Franz Kafka’s handwritten diaries contain various kinds of writing: accounts of daily events, reflections, observations, literary sketches, drafts of letters, accounts of dreams, as well as finished and unfinished stories. Ross Benjamin’s acclaimed new translation makes available for the first time in English a comprehensive reconstruction of the diary entries, which date from 1909 to 1923. It provides substantial new content, including details, names, literary works, and passages of a sexual nature that were omitted from previous publications. By faithfully reproducing the diaries’ distinctive—and often surprisingly unpolished—writing in Kafka’s notebooks, Benjamin brings to light not only the author’s use of the diaries for literary experimentation and private self-expression, but also their value as a work of art in themselves.

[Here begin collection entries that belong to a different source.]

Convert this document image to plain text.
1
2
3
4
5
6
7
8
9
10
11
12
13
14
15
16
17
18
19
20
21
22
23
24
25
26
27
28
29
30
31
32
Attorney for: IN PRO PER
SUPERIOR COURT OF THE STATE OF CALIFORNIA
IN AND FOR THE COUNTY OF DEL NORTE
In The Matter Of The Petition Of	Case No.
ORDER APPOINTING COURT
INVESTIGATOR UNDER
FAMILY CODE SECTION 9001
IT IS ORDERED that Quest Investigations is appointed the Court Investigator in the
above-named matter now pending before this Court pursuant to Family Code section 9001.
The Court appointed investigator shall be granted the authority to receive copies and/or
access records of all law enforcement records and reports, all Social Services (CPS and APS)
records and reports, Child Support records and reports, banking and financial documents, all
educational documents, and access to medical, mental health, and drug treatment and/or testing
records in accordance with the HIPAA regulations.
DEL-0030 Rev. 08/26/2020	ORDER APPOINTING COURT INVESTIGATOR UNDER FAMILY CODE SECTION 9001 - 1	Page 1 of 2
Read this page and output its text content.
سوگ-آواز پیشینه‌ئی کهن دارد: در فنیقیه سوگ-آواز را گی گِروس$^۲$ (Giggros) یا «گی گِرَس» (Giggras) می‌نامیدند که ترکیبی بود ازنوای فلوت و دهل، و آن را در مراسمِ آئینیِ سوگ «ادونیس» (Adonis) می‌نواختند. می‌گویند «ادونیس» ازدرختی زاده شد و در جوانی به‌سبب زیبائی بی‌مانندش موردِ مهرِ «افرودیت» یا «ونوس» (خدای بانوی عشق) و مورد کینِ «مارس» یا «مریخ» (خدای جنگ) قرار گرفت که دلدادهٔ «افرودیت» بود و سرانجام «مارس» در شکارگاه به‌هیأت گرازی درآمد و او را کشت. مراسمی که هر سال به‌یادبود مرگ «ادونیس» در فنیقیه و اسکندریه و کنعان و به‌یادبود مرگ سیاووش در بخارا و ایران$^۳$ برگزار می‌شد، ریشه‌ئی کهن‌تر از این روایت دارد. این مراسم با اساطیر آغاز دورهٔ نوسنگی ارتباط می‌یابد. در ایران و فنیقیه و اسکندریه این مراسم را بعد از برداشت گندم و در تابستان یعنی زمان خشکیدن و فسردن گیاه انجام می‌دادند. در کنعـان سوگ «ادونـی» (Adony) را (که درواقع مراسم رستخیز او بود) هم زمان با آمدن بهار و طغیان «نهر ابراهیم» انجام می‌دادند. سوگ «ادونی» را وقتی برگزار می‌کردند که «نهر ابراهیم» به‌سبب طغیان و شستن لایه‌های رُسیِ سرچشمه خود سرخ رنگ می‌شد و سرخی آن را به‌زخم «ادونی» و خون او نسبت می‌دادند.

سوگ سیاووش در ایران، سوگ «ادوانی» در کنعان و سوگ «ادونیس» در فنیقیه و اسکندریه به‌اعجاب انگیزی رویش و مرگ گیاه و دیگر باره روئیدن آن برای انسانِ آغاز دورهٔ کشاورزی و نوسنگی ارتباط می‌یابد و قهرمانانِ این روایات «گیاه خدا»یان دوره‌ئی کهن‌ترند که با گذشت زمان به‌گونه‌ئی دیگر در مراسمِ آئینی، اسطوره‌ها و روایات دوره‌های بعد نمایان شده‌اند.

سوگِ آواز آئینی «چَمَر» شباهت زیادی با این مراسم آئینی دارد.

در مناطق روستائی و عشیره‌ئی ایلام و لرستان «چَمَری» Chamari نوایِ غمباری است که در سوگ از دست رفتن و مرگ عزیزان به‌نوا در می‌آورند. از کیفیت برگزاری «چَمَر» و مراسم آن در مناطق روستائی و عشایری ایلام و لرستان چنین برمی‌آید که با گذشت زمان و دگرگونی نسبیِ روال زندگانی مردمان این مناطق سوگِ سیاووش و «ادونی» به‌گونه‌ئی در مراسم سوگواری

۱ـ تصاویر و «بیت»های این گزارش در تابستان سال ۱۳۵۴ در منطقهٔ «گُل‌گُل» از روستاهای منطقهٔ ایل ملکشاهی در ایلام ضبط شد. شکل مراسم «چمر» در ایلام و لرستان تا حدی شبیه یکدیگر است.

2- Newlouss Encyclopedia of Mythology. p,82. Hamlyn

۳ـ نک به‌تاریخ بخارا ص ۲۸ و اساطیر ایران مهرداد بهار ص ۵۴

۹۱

Join us to hear Ross Benjamin read from his new translation, after which he, Carolin Duttlinger, and Daniel Medin will be in conversation with Ian Ellison, to explore the challenges and rewards of translating Kafka’s diaries and what these diaries reveal about Kafka’s writing and reading life.
“A new, unexpurgated and essential edition of Kafka’s diaries.”
DWIGHT GARNER, The New York Times
“One of the finest translating achievements in recent history.”
MORTEN HØI JENSEN, Literary Review
Ross Benjamin is an award-winning translator of German-language literature, most recently the uncensored diaries of Franz Kafka. He has also translated work by Friedrich Hölderlin, Joseph Roth, and Clemens Setz. A former Guggenheim Fellow, he won the Helen and Kurt Wolff Translator's Prize for his translation of Michael Maar's Speak, Nabokov and his translation of Daniel Kehlmann's novel Tyll was shortlisted for the 2020 International Booker Prize.
Carolin Duttlinger is Professor of German Literature and Culture at the University of Oxford and the Ockenden Fellow in German at Wadham College. She co-directs the Oxford Kafka Research Centre and is the primary investigator on the AHRC-funded “Kafka’s Transformative Communities” project. She is the author of several books, including Kafka and Photography, The Cambridge Introduction to Franz Kafka, and Attention and Distraction in Modern German Literature, Thought, and Culture.
Ian Ellison is the post-doctoral researcher on the AHRC-funded “Kafka’s Transformative Communities” project at the University of Oxford, where he is based at Wadham College. He was longlisted for the 2024 Observer Anthony Burgess Prize for Arts Journalism and in 2023 he was shortlisted for the Peirene-Stevns Translation Prize. His first book, Late Europeans and Melancholy Fiction at the Turn of the Millennium appeared in 2022.
Daniel Medin is Professor of Comparative Literature at the American University of Paris, and has served as a judge for the Dublin Literary Award and the Man Booker International Prize. A former Alexander von Humboldt fellow in Berlin, he has taught German, English, and comparative literature at Stanford University and at Washington University in St. Louis. He is the author of Three Sons: Franz Kafka and the Fiction of J. M. Coetzee, Philip Roth, and W. G. Sebald.